Last year, due to the changed legal definitions introduced by the 2007 Sexual Offences Act, the police simply combined the 20 or so different categories of sexual crimes into one and stated that 71500 sexual offences overall had been reported. Given the evidence that has now emerged of police manipulation of crime statistics, this number does not seem entirely trustworthy (especially when contrasted with the MRC's findings).
Further doubts about the validity of these figures are also raised by a close reading of the police's annual report.
If this data is to be believed, then South Africa accomplished an extraordinary world-first by having more adult men than children report being the victims of sexual offences.
It is astonishing that this finding raised absolutely no public comment or questioning of the police.
As for political will, this has been ebbing since at least 2005 when a moratorium was placed on the establishment of any further dedicated sexual offences courts.
In the five years since this decision was taken, the number of such courts has declined by a third.
In 2006 the then Police Commissioner Jackie Selebi effectively gutted the specialised Family Violence Child Protection and Sexual Offences (FCS) Units by breaking them apart into little, station-based teams.
At more or less the same time, on the grounds of cost, Parliament's portfolio committee on Justice refused to legislate the provision of comprehensive psycho-social services to rape survivors.
These problems have been further compounded by government departments' failure to meet many of the obligations imposed by the 2007 Sexual Offences Act.
Training programmes that should have been tabled within six months of the Act's promulgation have yet to see the light of Parliamentary day, as do annual reports setting out what each department has done to implement the Act.
The National Policy Framework (NPF), which should have been tabled within a year of the Act, remains missing in action.
While a three-month extension for the NPF was sought and granted by Parliament, this deadline came and went unnoticed, effectively making the Justice Minister Jeff Radebe in breach of his own department's law since April 1 2009.
All this shows that Parliament has not been effectively exercising its oversight role.
The only break in this insidious chain of reversals has been Police Minister Nathi Mthethwa's decision to reinstate and make fully functional the FCS Units by March 2011.
This rethink illustrates the vital link between public will and political will, with public pressure having played some role in this decision. Clearly, South Africans need to start demanding again because when public will is absent or weak, then political will is equally likely to evaporate.
So let us remember that rape and other forms of sexual offences are committed daily; they are not problems to be thought about only around Women's Day and the 16 Days of Activism.
Make rape a political issue once more by writing to the press, as well as to Parliament, to insist that laws be implemented effectively.
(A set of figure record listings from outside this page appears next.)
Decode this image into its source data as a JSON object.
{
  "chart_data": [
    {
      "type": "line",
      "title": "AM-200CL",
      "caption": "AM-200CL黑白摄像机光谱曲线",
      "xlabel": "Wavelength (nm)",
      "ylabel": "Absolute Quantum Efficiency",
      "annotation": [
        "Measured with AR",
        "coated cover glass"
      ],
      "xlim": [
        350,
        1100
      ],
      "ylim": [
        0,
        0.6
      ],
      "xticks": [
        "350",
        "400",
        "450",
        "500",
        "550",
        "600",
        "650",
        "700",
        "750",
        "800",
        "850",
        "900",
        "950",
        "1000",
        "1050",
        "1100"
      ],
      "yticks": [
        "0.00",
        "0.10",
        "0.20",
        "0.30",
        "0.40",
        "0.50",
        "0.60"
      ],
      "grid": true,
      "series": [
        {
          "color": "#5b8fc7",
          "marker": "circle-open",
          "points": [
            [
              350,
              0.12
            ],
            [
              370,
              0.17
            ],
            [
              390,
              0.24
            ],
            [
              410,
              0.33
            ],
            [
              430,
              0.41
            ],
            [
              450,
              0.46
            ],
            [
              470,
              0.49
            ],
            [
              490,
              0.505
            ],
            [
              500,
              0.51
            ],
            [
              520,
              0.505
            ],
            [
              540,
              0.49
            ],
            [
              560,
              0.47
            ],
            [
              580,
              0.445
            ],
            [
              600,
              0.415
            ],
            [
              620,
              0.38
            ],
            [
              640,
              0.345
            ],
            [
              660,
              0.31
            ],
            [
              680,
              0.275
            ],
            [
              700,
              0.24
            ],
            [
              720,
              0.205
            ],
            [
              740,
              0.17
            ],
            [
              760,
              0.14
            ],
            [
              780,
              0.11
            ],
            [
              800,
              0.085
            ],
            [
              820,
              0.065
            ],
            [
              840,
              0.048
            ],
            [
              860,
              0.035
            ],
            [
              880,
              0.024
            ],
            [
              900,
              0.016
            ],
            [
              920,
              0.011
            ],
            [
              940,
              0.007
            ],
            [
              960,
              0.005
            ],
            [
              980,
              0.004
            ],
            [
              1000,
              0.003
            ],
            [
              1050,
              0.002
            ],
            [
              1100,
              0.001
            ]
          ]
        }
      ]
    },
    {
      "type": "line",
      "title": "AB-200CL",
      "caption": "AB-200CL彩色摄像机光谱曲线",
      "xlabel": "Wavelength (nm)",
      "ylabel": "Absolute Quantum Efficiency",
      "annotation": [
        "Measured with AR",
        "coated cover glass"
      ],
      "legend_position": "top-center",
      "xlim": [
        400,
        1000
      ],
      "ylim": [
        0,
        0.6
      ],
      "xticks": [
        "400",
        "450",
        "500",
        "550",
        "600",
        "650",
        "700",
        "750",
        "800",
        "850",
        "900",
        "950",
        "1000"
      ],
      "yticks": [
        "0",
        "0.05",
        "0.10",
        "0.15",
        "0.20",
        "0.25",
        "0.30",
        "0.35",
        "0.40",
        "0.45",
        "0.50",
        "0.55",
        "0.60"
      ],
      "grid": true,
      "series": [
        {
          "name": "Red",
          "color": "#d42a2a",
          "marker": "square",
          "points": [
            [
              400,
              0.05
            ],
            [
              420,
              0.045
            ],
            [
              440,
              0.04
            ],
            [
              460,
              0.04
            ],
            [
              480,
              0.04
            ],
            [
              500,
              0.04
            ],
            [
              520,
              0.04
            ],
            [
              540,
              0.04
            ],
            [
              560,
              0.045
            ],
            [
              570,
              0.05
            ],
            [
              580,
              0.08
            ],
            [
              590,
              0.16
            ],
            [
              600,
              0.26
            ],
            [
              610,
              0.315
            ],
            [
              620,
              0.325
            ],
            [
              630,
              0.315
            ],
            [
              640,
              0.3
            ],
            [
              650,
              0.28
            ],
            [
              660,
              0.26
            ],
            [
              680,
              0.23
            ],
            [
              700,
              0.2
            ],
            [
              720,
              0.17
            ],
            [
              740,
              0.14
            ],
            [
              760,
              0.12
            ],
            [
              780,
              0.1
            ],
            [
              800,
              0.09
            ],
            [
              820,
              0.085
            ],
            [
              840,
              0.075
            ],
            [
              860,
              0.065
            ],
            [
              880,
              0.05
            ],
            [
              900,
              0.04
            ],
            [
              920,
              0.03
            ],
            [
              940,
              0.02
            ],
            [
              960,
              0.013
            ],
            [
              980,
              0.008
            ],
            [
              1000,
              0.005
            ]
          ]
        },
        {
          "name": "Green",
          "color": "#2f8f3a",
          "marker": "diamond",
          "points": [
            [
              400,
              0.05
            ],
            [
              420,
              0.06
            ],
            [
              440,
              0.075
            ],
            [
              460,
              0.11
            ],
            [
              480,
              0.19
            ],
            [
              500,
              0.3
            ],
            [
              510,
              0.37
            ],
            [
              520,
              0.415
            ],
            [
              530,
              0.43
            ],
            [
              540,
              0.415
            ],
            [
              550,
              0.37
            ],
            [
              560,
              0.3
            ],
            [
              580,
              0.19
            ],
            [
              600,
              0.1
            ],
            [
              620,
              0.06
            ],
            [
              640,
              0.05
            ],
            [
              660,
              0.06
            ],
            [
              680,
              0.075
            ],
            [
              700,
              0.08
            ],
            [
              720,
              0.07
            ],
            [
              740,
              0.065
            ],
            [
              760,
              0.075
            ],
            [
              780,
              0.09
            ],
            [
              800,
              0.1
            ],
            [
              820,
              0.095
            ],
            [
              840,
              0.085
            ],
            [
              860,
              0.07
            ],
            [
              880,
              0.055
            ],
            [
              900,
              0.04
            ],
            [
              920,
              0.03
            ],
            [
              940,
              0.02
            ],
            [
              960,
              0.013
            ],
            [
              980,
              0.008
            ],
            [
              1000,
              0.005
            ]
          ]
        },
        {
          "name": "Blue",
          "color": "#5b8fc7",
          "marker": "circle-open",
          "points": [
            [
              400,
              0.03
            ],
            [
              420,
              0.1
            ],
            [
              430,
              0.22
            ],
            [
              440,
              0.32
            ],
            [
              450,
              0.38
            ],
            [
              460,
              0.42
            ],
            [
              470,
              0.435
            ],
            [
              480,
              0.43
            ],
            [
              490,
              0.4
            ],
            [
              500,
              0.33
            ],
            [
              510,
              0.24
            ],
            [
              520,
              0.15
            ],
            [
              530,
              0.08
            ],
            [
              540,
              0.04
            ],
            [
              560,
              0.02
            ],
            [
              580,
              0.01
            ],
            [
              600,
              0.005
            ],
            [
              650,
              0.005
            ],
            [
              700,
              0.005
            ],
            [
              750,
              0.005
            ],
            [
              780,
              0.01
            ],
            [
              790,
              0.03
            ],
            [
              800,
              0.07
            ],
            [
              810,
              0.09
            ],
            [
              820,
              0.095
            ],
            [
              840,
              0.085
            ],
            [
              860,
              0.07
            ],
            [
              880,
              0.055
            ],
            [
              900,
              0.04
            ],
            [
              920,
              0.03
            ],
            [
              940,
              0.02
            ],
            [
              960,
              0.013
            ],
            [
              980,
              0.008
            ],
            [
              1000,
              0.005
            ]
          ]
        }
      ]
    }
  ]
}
Find out just how friendly your local police station, hospital and court are to victims and demand changes where they are not.
If you are in any doubt as to the ineffectiveness of the criminal justice system, visit and engage with Tshwaranang's experiential exhibition "A Brick Wall" running this month at Constitution Hill.
The exhibition also provides visitors with the opportunity to share their ideas around what needs to be done to combat sexual violence in South Africa. Contact a women's organisation to find out what you can do to help. But whatever action you choose, make sure you do something.
As a society we simply cannot continue blundering along in our current ineffectual fashion, diluting the little we already have and leaving individual victims to shoulder the burden of sexual violence alone.